The year is winding down and for Congress that means it is time to pass the final versions of bills known as conference reports. Over the years, conference reports have been the biggest offenders in their timely availability for lawmakers and the public to read. Since 1999, nearly 80% of all conference reports were voted on in the House of Representatives without being available for at least 72 hours prior to floor consideration.
Conference reports are the product of negotiations between the House and Senate after each chamber has passed different versions of the same bill. These reports contain the various compromises made between the two chambers of Congress.
In 1970, Congress passed the Congressional Reorganization Act of 1970, which required all committee and conference reports be made available to lawmakers (note: not the public) for three days prior to consideration on the floor of either chamber. This requirement was established in both the House and Senate rules. As evidenced by the recent decline in availability, the rule is subject to be waived.
In the House the decision to waive this rule is made by the House Rules Committee. The Rules Committee has jurisdiction over nearly all legislation before it comes to the floor for consideration. Their job is to establish the rules for debate of a particular bill or conference report. This includes deciding which rules to waive for consideration.

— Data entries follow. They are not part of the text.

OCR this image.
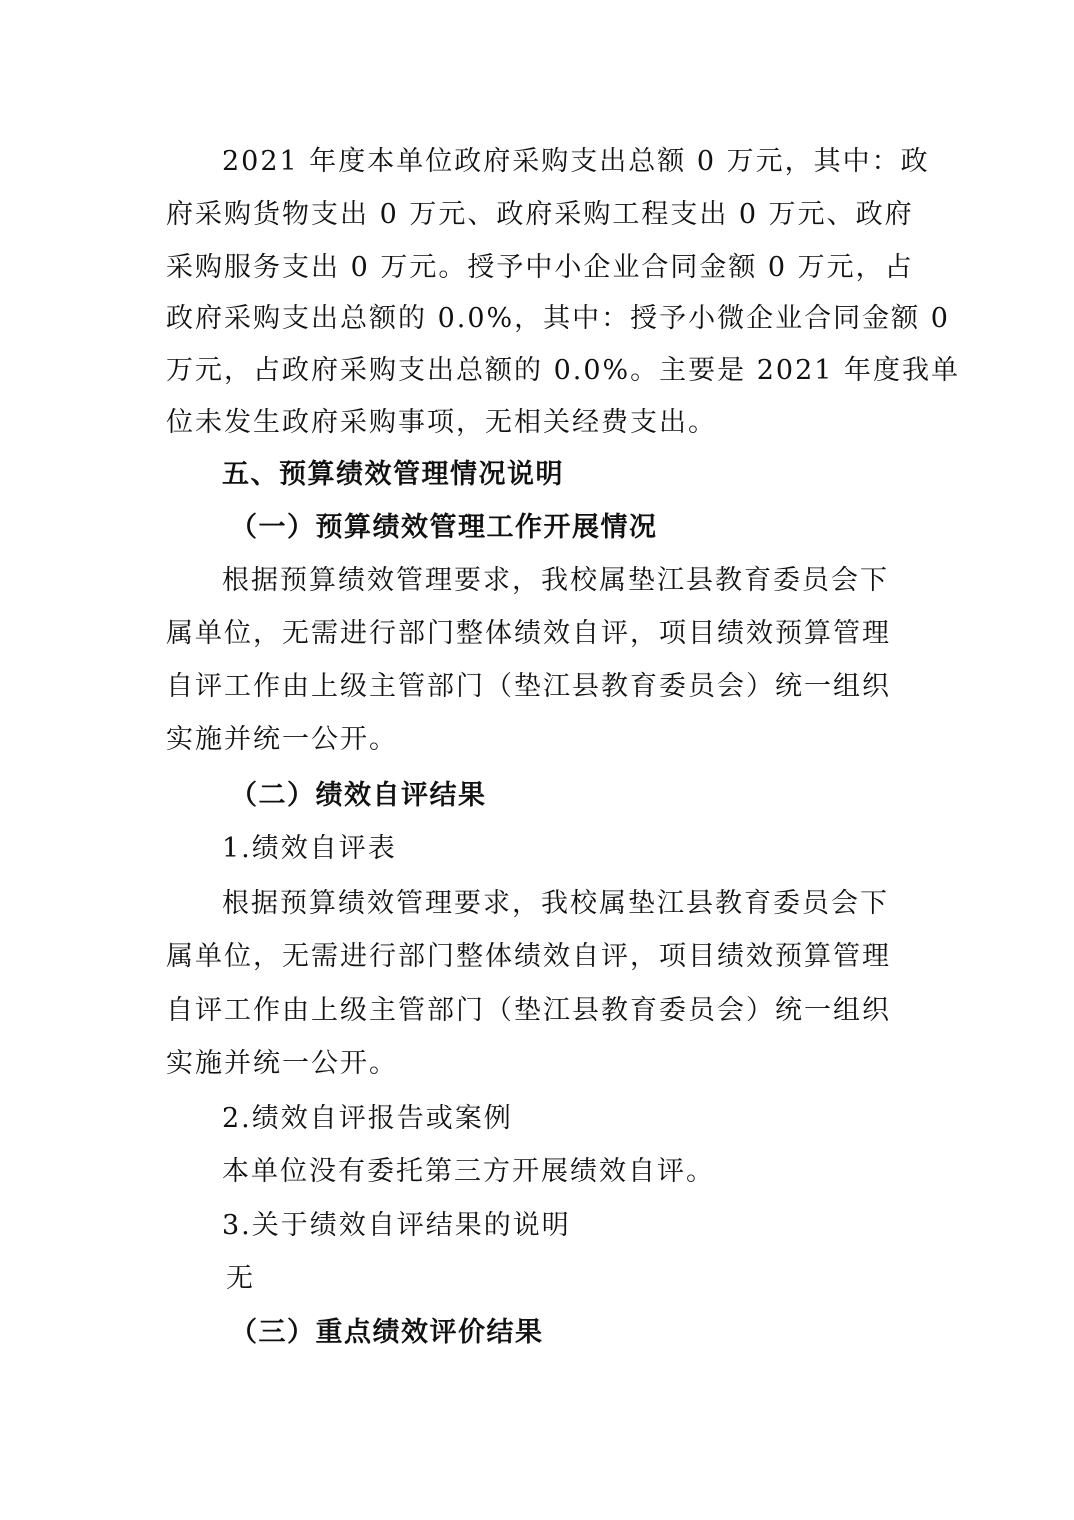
2021 年度本单位政府采购支出总额 0 万元，其中：政
府采购货物支出 0 万元、政府采购工程支出 0 万元、政府
采购服务支出 0 万元。授予中小企业合同金额 0 万元，占
政府采购支出总额的 0.0%，其中：授予小微企业合同金额 0
万元，占政府采购支出总额的 0.0%。主要是 2021 年度我单
位未发生政府采购事项，无相关经费支出。
五、预算绩效管理情况说明
（一）预算绩效管理工作开展情况
根据预算绩效管理要求，我校属垫江县教育委员会下
属单位，无需进行部门整体绩效自评，项目绩效预算管理
自评工作由上级主管部门（垫江县教育委员会）统一组织
实施并统一公开。
（二）绩效自评结果
1.绩效自评表
根据预算绩效管理要求，我校属垫江县教育委员会下
属单位，无需进行部门整体绩效自评，项目绩效预算管理
自评工作由上级主管部门（垫江县教育委员会）统一组织
实施并统一公开。
2.绩效自评报告或案例
本单位没有委托第三方开展绩效自评。
3.关于绩效自评结果的说明
无
（三）重点绩效评价结果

The earliest data immediately available (via thomas.loc.gov) is from the 93rd Congress (1973-1974). This Congress rarely waived the new three day holdover rule on conference reports. Only 25% of conference reports considered in the House were available to lawmakers for fewer than 72 hours. The seventies marked a period where regular congressional order was held in higher esteem.
The 97th Congress (1981-1982) was the first Congress to send more than 50% of conference reports to the floor of the House for consideration without providing the 72 hour holdover period. In total, the three day holdover rule was waived 60% of the time. This instituted a period in Congress where fidelity to the three day holdover rule alternated between midterm election Congresses providing less availability (97th, 99th, 101st Congresses) and presidential election Congresses providing more availability (98th, 100th Congresses).

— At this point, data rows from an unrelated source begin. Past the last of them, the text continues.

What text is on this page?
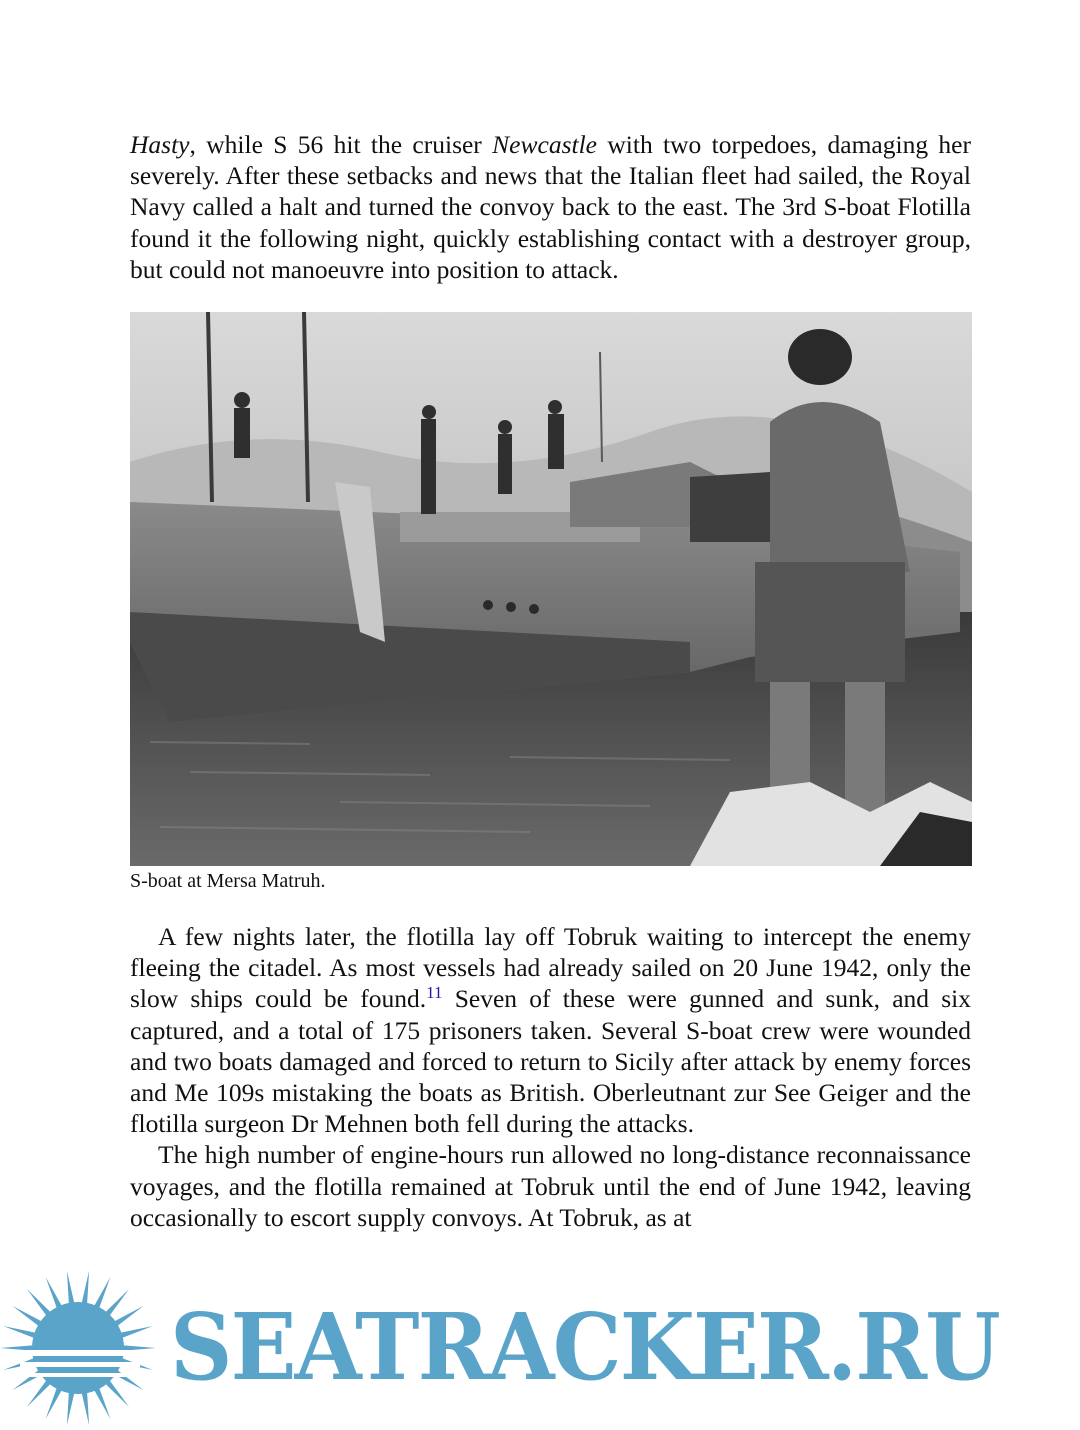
Hasty, while S 56 hit the cruiser Newcastle with two torpedoes, damaging her severely. After these setbacks and news that the Italian fleet had sailed, the Royal Navy called a halt and turned the convoy back to the east. The 3rd S-boat Flotilla found it the following night, quickly establishing contact with a destroyer group, but could not manoeuvre into position to attack.

S-boat at Mersa Matruh.

A few nights later, the flotilla lay off Tobruk waiting to intercept the enemy fleeing the citadel. As most vessels had already sailed on 20 June 1942, only the slow ships could be found.$^{11}$ Seven of these were gunned and sunk, and six captured, and a total of 175 prisoners taken. Several S-boat crew were wounded and two boats damaged and forced to return to Sicily after attack by enemy forces and Me 109s mistaking the boats as British. Oberleutnant zur See Geiger and the flotilla surgeon Dr Mehnen both fell during the attacks.

The high number of engine-hours run allowed no long-distance reconnaissance voyages, and the flotilla remained at Tobruk until the end of June 1942, leaving occasionally to escort supply convoys. At Tobruk, as at

SEATRACKER.RU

In the 102nd Congress (1991-1992) this period came to an end. Varying factors including a declining respect for congressional institutions and rules, the Gulf War and a recession led to a dramatic increase the waiving of the three day holdover rule for conference reports in the House. A full 73% of all conference reports considered in the House were not made available for at least 72 hours prior to consideration. The next Congress saw a brief respite and a return to sub-50% numbers for conference report availability. Then came the massive Republican victory in 1994.
Regular order had been in serious decline for some time in the House. By the mid-1990s, the number of days in session had collapsed from the highs of the 1970s and the majority increasingly used the rules process — including waiving the three day holdover rule — to stymie the minority’s ability to participate. The insurgent Republicans capitalized on these faults to attack the Democrats as institutionally corrupt. In 1994, the Republicans swept the Democrats out of power, but quickly walked back their agenda of restoring regular order. This soon became most evident with the three day holdover rule.
More than 60% of the time during the two Congresses (104th and 105th) when Newt Gingrich served as Speaker of the House conference reports were not made available for at least 72 hours prior to consideration. Looking at the situation today, this would be commendable. For in the 106th Congress (1999-2000) the way Congress was run changed.
In 1999, Texas Congressman Tom DeLay rose to the position of House Majority Whip in the Republican leadership. DeLay had a take-no-prisoners sense of governing and began to make the House reflect his confrontational, unapologetic style. To DeLay, legislating was a war. The less the minority Democrats knew the better. Fewer and fewer bills and conference reports would be made available for lawmakers to see prior to floor consideration.
In the 106th Congress, 75% of all conference reports were available for less than 72 hours prior to consideration. In the 107th Congress, that number went up to 78%. Then the 108th Congress shot up to 87% and the 109th Congress, the most recent Republican Congress, saw 82% of conference reports made available for less than 72 hours. These numbers are astonishing and became part of the Democratic criticism of the Republican majority.
Just like the Republicans in 1994, Democrats capitalized on a series of corruption investigations and the majority’s disrespect for institutional order and minority rights to win the 2006 midterm elections. While the Democrats did not make the situation surrounding the availability of conference any worse, as the Republicans did when they came to power, they have not made it any better. The 110th Congress (2007-2008) waived the three day holdover rule and allowed 75% of conference reports to come to floor for consideration without being available for at least 72 hours. So far, for 2009, that number stands at 80%.
As is the case throughout the history of Congress, once a process is begun by one party to consolidate power — in this case, the refusal to allow the minority to see legislation in a reasonable amount of time before consideration — the incoming party does not reject the same process. It is an unfortunate truth that makes it all the more difficult to change behavior in the future. In recent months, public pressure has come to bear on Congress to not only reverse this trend of considering bills without 72 hours for lawmakers to read both bills and conference reports, but to provide 72 hours for the public to review both bills and conference reports.